The only thing I hate more than packing is unpacking, and the idea of setting out in my teardrop camper for five weeks is stressful. I want to pack enough, but not too much, and I’m visiting the desert and the Canadian rockies… so I have to be prepared for a variety of weather!

 

I’ve ultimately decided to pack enough shirts and underwear for 10 days. A couple of hoodies and pants for the mountains, and enough shorts to rotate through the hot days. That means I’ll have to do laundry twice, which should be totally doable on a trip of this length.
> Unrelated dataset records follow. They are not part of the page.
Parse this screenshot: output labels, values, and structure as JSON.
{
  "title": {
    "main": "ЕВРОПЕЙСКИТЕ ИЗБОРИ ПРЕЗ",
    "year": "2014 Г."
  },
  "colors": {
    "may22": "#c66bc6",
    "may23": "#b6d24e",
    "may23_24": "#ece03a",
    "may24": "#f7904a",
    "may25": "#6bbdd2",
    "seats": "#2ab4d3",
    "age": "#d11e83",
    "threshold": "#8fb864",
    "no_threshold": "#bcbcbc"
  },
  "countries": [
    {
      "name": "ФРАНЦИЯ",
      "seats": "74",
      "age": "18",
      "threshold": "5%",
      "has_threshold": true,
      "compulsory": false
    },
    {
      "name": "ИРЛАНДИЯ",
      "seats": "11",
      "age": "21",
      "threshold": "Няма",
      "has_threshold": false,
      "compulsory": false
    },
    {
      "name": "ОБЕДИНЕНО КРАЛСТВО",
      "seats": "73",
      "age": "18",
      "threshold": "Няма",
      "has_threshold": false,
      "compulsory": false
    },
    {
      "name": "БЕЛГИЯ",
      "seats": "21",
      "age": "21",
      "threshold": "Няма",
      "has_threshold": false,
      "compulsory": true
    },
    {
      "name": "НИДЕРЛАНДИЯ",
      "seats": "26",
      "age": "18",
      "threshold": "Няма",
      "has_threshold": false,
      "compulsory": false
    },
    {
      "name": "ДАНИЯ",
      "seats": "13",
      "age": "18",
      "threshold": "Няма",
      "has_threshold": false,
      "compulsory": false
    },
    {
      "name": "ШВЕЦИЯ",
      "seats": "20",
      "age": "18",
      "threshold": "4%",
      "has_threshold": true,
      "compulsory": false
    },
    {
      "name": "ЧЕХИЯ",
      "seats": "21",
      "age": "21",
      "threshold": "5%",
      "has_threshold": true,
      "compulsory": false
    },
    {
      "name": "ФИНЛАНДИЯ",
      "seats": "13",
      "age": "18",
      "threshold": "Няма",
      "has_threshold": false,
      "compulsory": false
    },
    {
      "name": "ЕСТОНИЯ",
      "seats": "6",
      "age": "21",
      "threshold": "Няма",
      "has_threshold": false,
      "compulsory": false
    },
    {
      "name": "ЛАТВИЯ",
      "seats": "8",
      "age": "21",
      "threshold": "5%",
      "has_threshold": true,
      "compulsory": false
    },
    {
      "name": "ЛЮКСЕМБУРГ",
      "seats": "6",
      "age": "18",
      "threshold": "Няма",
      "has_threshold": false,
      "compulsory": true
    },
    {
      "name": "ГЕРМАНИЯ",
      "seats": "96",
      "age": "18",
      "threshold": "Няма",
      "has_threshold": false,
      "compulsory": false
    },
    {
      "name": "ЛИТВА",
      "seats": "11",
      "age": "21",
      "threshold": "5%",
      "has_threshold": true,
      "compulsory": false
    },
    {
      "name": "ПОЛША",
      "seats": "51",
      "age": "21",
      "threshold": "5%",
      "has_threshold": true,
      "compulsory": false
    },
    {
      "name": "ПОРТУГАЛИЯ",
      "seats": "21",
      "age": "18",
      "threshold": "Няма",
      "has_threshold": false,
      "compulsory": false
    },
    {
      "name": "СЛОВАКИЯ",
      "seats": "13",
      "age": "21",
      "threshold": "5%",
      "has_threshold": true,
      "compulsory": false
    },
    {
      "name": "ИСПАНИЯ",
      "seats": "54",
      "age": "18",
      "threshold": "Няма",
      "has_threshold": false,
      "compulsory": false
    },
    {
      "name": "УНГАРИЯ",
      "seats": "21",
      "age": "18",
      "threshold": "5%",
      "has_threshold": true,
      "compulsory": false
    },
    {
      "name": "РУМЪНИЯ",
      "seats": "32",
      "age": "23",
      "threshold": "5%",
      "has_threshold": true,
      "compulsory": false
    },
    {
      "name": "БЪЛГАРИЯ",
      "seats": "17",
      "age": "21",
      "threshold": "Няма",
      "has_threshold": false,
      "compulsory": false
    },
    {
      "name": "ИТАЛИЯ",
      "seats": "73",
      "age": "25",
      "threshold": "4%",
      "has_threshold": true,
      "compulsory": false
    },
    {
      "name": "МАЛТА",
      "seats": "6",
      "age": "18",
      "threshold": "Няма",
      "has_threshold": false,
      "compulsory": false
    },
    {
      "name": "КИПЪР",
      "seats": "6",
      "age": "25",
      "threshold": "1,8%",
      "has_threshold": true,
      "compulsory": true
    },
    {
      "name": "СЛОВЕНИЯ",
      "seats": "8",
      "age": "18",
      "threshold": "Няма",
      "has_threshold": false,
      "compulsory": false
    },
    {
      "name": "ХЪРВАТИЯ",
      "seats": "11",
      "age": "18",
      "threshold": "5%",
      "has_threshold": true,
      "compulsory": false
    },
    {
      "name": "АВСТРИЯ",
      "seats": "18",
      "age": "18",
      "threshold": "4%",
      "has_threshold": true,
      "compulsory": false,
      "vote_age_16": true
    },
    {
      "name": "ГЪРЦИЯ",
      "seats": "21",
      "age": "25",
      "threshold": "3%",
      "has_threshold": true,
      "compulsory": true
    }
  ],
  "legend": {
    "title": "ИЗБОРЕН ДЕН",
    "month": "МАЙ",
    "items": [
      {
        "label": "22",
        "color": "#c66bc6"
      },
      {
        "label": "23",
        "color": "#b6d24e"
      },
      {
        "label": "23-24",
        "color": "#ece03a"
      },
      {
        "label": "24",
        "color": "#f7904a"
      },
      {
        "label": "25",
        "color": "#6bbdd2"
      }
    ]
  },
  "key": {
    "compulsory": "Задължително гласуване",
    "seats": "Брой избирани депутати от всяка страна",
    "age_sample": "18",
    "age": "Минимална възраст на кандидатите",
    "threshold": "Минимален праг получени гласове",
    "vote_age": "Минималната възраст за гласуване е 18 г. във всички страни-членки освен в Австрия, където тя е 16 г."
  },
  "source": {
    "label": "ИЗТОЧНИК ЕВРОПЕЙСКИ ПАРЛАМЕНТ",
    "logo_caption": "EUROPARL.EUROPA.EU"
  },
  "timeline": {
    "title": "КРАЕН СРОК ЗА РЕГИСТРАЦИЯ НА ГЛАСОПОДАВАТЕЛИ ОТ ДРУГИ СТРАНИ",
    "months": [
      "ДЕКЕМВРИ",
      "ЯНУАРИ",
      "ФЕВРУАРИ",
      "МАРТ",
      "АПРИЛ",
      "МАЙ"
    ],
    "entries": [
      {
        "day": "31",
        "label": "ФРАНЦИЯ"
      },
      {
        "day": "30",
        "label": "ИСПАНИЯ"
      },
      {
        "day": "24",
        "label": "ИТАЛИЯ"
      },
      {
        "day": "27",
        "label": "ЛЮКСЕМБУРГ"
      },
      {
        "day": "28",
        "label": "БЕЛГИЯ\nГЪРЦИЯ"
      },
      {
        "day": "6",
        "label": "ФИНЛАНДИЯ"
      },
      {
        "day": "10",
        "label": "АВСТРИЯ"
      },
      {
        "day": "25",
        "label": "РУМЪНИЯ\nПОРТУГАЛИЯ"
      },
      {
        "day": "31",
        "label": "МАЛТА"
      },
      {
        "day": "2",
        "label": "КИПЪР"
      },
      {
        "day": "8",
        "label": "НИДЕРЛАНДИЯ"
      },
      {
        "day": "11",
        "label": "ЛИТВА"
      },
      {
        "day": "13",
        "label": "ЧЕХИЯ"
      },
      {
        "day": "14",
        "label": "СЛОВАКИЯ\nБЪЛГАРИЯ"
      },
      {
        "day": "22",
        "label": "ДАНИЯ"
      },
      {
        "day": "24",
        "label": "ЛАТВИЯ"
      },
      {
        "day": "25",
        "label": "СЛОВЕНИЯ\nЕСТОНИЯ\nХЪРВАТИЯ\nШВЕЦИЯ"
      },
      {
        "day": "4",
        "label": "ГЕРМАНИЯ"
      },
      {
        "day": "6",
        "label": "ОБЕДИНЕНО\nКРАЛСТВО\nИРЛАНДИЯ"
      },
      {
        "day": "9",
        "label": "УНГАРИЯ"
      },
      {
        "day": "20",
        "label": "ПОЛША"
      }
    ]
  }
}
I can also wash sheets and towels and keep things fresh that way.

 

I’ve invested a lot of time and money into this trip already, trying to prepare for the unknowns.  I bought a couple of pack towels from REI that are quick dry (after a recent camping trip with thick cotton towels this was a huge necessity!) I’ve also decided to take my bike in the hopes I will ride it as much as possible (I have my sights set on an 8 mile ride (each way) at the Grand Canyon to Hermit’s Rest.  I’m not sure how much I’ll use it in the Rockies, but it will be nice to have.

 

Tomorrow I’m going to take everything out of my galley and storage box on my camper and re-evaluate what I really need to take.  Now that I have a Foxwing, I don’t need to take an EZ Up, but I am taking a screen room and rain fly for those pesky mosquitos I may find in Alberta and Montana. I’m leaving the dutch oven at home because I’m still intimidated by cooking in it, and it’s heavy and bulky to carry around for five weeks.

 

This trip is the reason I bought a teardrop. I had always dreamed of a cross country roadtrip, and two years ago is when I ordered my TC Teardrop, and finally, after lots of planning and saving the dream is coming to fruition!  6000 miles in 32 days. It’s going to be amazing!